Applying these principles, we affirm the district court’s judgment granting the
defendants’ summary judgment motion for substantially the same reasons as those stated in the
court’s October 16, 2012 decision. See Kuck v. Danaher, No. 07-cv-1390, 2012 WL 4904387
(D. Conn. Oct. 16, 2012). With respect to the plaintiffs’ procedural due process claims against
certain members of the Connecticut Board of Firearms Permit Examiners (the “Board”), the
district court correctly held that, as a matter of law, the length of time between the plaintiffs’

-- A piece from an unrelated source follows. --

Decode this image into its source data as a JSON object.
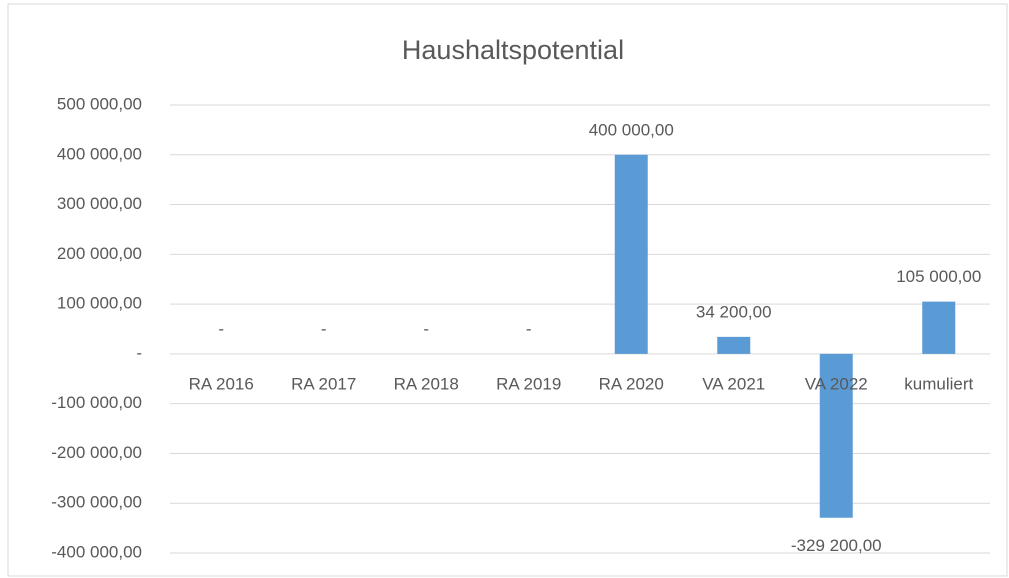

administrative appeals of the relevant adverse permitting decisions and the scheduled hearing
dates for those appeals—18 months for Kuck and 22 months for Goldberg—comported with due
process under the circumstances. See id. at *15-27 (applying the balancing test set forth in
Matthews v. Eldridge, 424 U.S. 319 (1976) to plaintiffs’ claim against the Board members). The
undisputed evidence in the record establishes that the delays at issue resulted from routine
administrative burdens that were compounded by significant and unforeseeable increases in the
number of appeals before the Board, and that the Board made good faith and ultimately
successful efforts to reduce those delays. See Isaacs v. Bowen, 865 F.2d 468, 477 (2d Cir. 1989)

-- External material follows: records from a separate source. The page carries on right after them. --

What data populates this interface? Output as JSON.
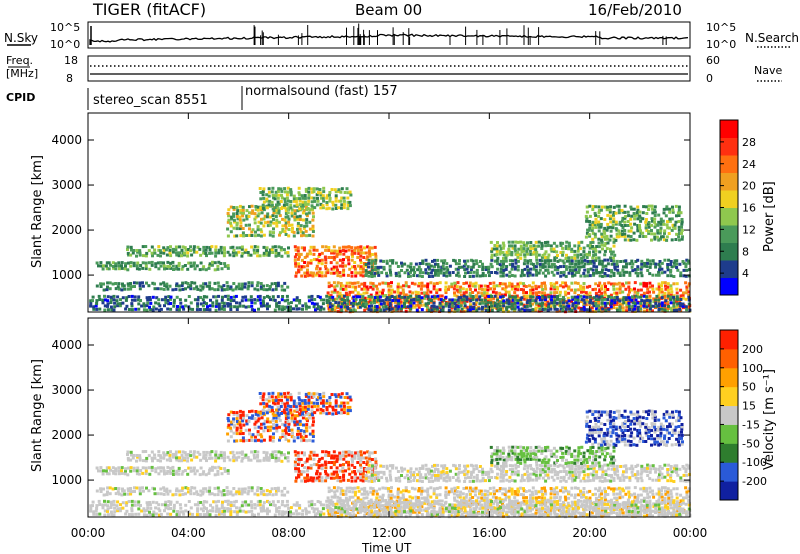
{
  "header": {
    "title": "TIGER (fitACF)",
    "beam": "Beam 00",
    "date": "16/Feb/2010"
  },
  "top_panels": {
    "nsky_label": "N.Sky",
    "nsky_ticks": [
      "10^5",
      "10^0"
    ],
    "nsearch_ticks": [
      "10^5",
      "10^0"
    ],
    "nsearch_label": "N.Search",
    "freq_label_1": "Freq.",
    "freq_label_2": "[MHz]",
    "freq_ticks": [
      "18",
      "8"
    ],
    "nave_ticks": [
      "60",
      "0"
    ],
    "nave_label": "Nave",
    "cpid_label": "CPID",
    "cpid_1": "stereo_scan 8551",
    "cpid_2": "normalsound (fast) 157"
  },
  "colors": {
    "power": [
      "#0000ff",
      "#1e3c8c",
      "#2e7d4f",
      "#4a9a5a",
      "#8fc84e",
      "#f0d020",
      "#f0a020",
      "#ff7010",
      "#ff3010",
      "#ff0000"
    ],
    "velocity": [
      "#1020a0",
      "#2a5ad8",
      "#2e7d2e",
      "#66c040",
      "#c8c8c8",
      "#ffd020",
      "#ffa000",
      "#ff6000",
      "#ff2000"
    ]
  },
  "chart_data": [
    {
      "type": "heatmap",
      "title": "Power",
      "ylabel": "Slant Range [km]",
      "ylim": [
        180,
        4600
      ],
      "y_ticks": [
        "1000",
        "2000",
        "3000",
        "4000"
      ],
      "x_ticks": [
        "00:00",
        "04:00",
        "08:00",
        "12:00",
        "16:00",
        "20:00",
        "00:00"
      ],
      "colorbar_label": "Power [dB]",
      "colorbar_ticks": [
        "28",
        "24",
        "20",
        "16",
        "12",
        "8",
        "4"
      ]
    },
    {
      "type": "heatmap",
      "title": "Velocity",
      "ylabel": "Slant Range [km]",
      "ylim": [
        180,
        4600
      ],
      "y_ticks": [
        "1000",
        "2000",
        "3000",
        "4000"
      ],
      "x_ticks": [
        "00:00",
        "04:00",
        "08:00",
        "12:00",
        "16:00",
        "20:00",
        "00:00"
      ],
      "xlabel": "Time UT",
      "colorbar_label": "Velocity [m s⁻¹]",
      "colorbar_ticks": [
        "200",
        "100",
        "50",
        "15",
        "-15",
        "-50",
        "-100",
        "-200"
      ]
    }
  ]
}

(“Regrettably, delay is a natural concomitant of our administrative bureaucracy.”). This
evidence refutes many of the allegations on which we based our prior determination in this case
that Kuck had sufficiently pleaded a procedural due process claim in his complaint. See Kuck v.

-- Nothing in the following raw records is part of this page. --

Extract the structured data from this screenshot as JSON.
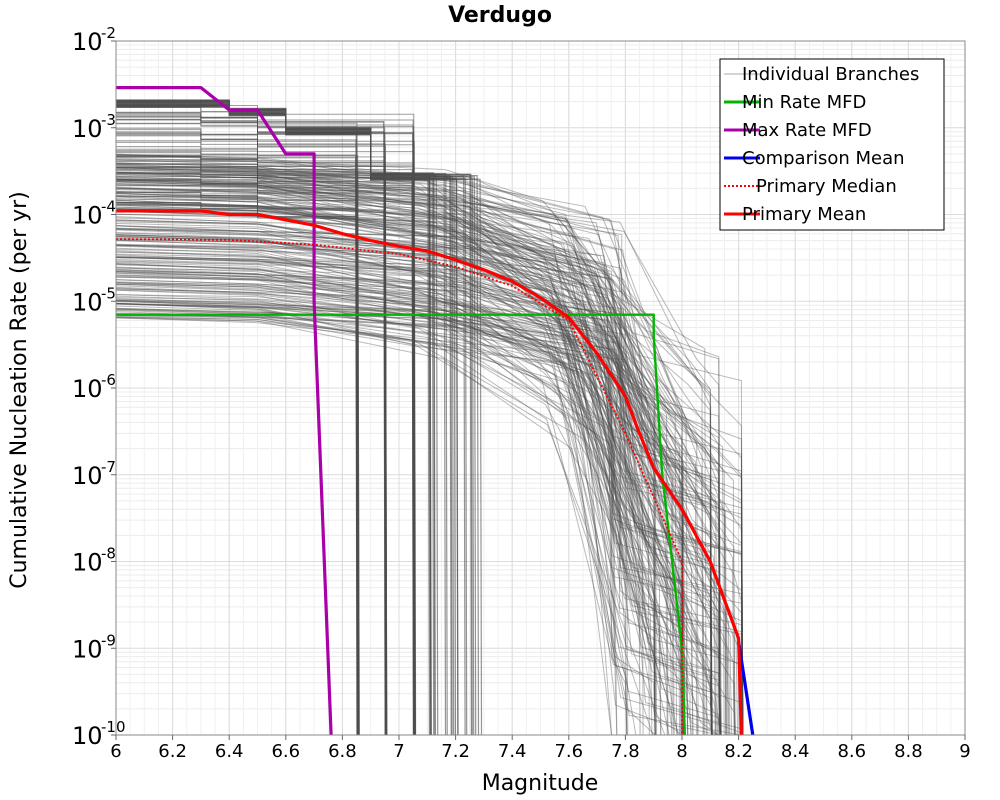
{
  "chart_data": {
    "type": "line",
    "title": "Verdugo",
    "xlabel": "Magnitude",
    "ylabel": "Cumulative Nucleation Rate (per yr)",
    "xlim": [
      6,
      9
    ],
    "ylim": [
      1e-10,
      0.01
    ],
    "yscale": "log",
    "grid": true,
    "legend_position": "top-right",
    "x_ticks": [
      "6",
      "6.2",
      "6.4",
      "6.6",
      "6.8",
      "7",
      "7.2",
      "7.4",
      "7.6",
      "7.8",
      "8",
      "8.2",
      "8.4",
      "8.6",
      "8.8",
      "9"
    ],
    "y_ticks": [
      {
        "value": 1e-10,
        "base": "10",
        "exp": "-10"
      },
      {
        "value": 1e-09,
        "base": "10",
        "exp": "-9"
      },
      {
        "value": 1e-08,
        "base": "10",
        "exp": "-8"
      },
      {
        "value": 1e-07,
        "base": "10",
        "exp": "-7"
      },
      {
        "value": 1e-06,
        "base": "10",
        "exp": "-6"
      },
      {
        "value": 1e-05,
        "base": "10",
        "exp": "-5"
      },
      {
        "value": 0.0001,
        "base": "10",
        "exp": "-4"
      },
      {
        "value": 0.001,
        "base": "10",
        "exp": "-3"
      },
      {
        "value": 0.01,
        "base": "10",
        "exp": "-2"
      }
    ],
    "series": [
      {
        "name": "Min Rate MFD",
        "color": "#00b400",
        "style": "solid",
        "x": [
          6.0,
          7.9,
          7.9,
          7.93,
          8.0,
          8.01
        ],
        "y": [
          7e-06,
          7e-06,
          4e-06,
          1e-07,
          1e-09,
          1e-10
        ]
      },
      {
        "name": "Max Rate MFD",
        "color": "#aa00aa",
        "style": "solid",
        "x": [
          6.0,
          6.3,
          6.4,
          6.5,
          6.6,
          6.7,
          6.7,
          6.76
        ],
        "y": [
          0.0029,
          0.0029,
          0.0016,
          0.0016,
          0.0005,
          0.0005,
          1e-05,
          1e-10
        ]
      },
      {
        "name": "Comparison Mean",
        "color": "#0000ee",
        "style": "solid",
        "x": [
          8.2,
          8.25
        ],
        "y": [
          1.2e-09,
          1e-10
        ]
      },
      {
        "name": "Primary Median",
        "color": "#ff0000",
        "style": "dotted",
        "x": [
          6.0,
          6.4,
          6.7,
          7.0,
          7.2,
          7.4,
          7.6,
          7.8,
          8.0,
          8.0
        ],
        "y": [
          5.2e-05,
          5.1e-05,
          4.5e-05,
          3.5e-05,
          2.5e-05,
          1.5e-05,
          6e-06,
          3e-07,
          1e-08,
          1e-10
        ]
      },
      {
        "name": "Primary Mean",
        "color": "#ff0000",
        "style": "solid",
        "x": [
          6.0,
          6.2,
          6.3,
          6.4,
          6.5,
          6.7,
          6.8,
          6.9,
          7.0,
          7.1,
          7.2,
          7.3,
          7.4,
          7.5,
          7.6,
          7.7,
          7.8,
          7.85,
          7.9,
          8.0,
          8.1,
          8.2,
          8.21
        ],
        "y": [
          0.00011,
          0.00011,
          0.00011,
          0.0001,
          0.0001,
          7.5e-05,
          6e-05,
          5e-05,
          4.3e-05,
          3.8e-05,
          3e-05,
          2.3e-05,
          1.7e-05,
          1.1e-05,
          6.5e-06,
          2.5e-06,
          8e-07,
          3e-07,
          1.2e-07,
          4e-08,
          1e-08,
          1.3e-09,
          1e-10
        ]
      }
    ],
    "legend": [
      {
        "label": "Individual Branches",
        "color": "#aaaaaa",
        "style": "thin"
      },
      {
        "label": "Min Rate MFD",
        "color": "#00b400",
        "style": "solid"
      },
      {
        "label": "Max Rate MFD",
        "color": "#aa00aa",
        "style": "solid"
      },
      {
        "label": "Comparison Mean",
        "color": "#0000ee",
        "style": "solid"
      },
      {
        "label": "Primary Median",
        "color": "#ff0000",
        "style": "dotted"
      },
      {
        "label": "Primary Mean",
        "color": "#ff0000",
        "style": "solid"
      }
    ]
  }
}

Danaher, 600 F.3d 159, 166 (2d Cir. 2010) (noting that Kuck had suggested in his complaint that
appeals to the Board “sit[ ] gathering dust for nearly all of the interim period, awaiting the
scheduled hearing date”).
3
For similar reasons, we reject the plaintiffs’ claim that certain officials of the Connecticut
Department of Public Safety (the “DPS”) violated procedural due process by failing to address
the delay.2 The DPS defendants possessed only a limited ability to affect the speed of the
appeals procedure, and they cooperated with the Board’s good faith and successful efforts to
reduce the backlog.
Regarding Goldberg’s additional procedural due process claim against the DPS
defendants, the undisputed evidence in the record establishes that, in revoking Goldberg’s permit
to carry a pistol, DPS complied with Conn Gen. Stat. § 29-32(b). Under that statute, the
Commissioner of DPS may revoke a permit to carry a pistol “based upon the [C]ommissioner’s
own investigation or upon the request of any law enforcement agency.” Conn Gen. Stat. § 29-
32(b). In an undisputed declaration, DPS Detective Barbara Mattson affirmed that an officer of
the Glastonbury Police Department (“GPD”) contacted her regarding Goldberg’s June 2007
arrest for breach of the peace and that she believed this communication to be a request to revoke
Goldberg’s permit to carry a pistol. Detective Mattson further affirmed that she investigated the
incident by reviewing Goldberg’s arrest report. See JA at 445-46. While the plaintiffs argue that
DPS failed to investigate adequately the circumstances surrounding Goldberg’s arrest, they
neither demonstrate that reviewing the relevant arrest report was an inadequate investigation
under Conn. Gen Stat. § 29-32(b) nor explain what a more complete investigation would have
entailed. In any event, DPS was not required to investigate independently the circumstances
surrounding Goldberg’s arrest prior to revoking his permit, as Detective Matton reasonably
believed that she had received a revocation request by the GPD. See Conn Gen. Stat. § 29-32(b).
2
The DPS is now known as the Connecticut Department of Emergency Services and Public
Protection.
4
Finally, the district court properly dismissed Goldberg’s Fourth Amendment claims
against the DPS defendants for the reasons stated in its decision. See Kuck, 2012 WL 4904387,
at *32.
We have considered the plaintiffs’ remaining arguments on appeal and find them to be
without merit. Accordingly, the district court’s judgment is AFFIRMED.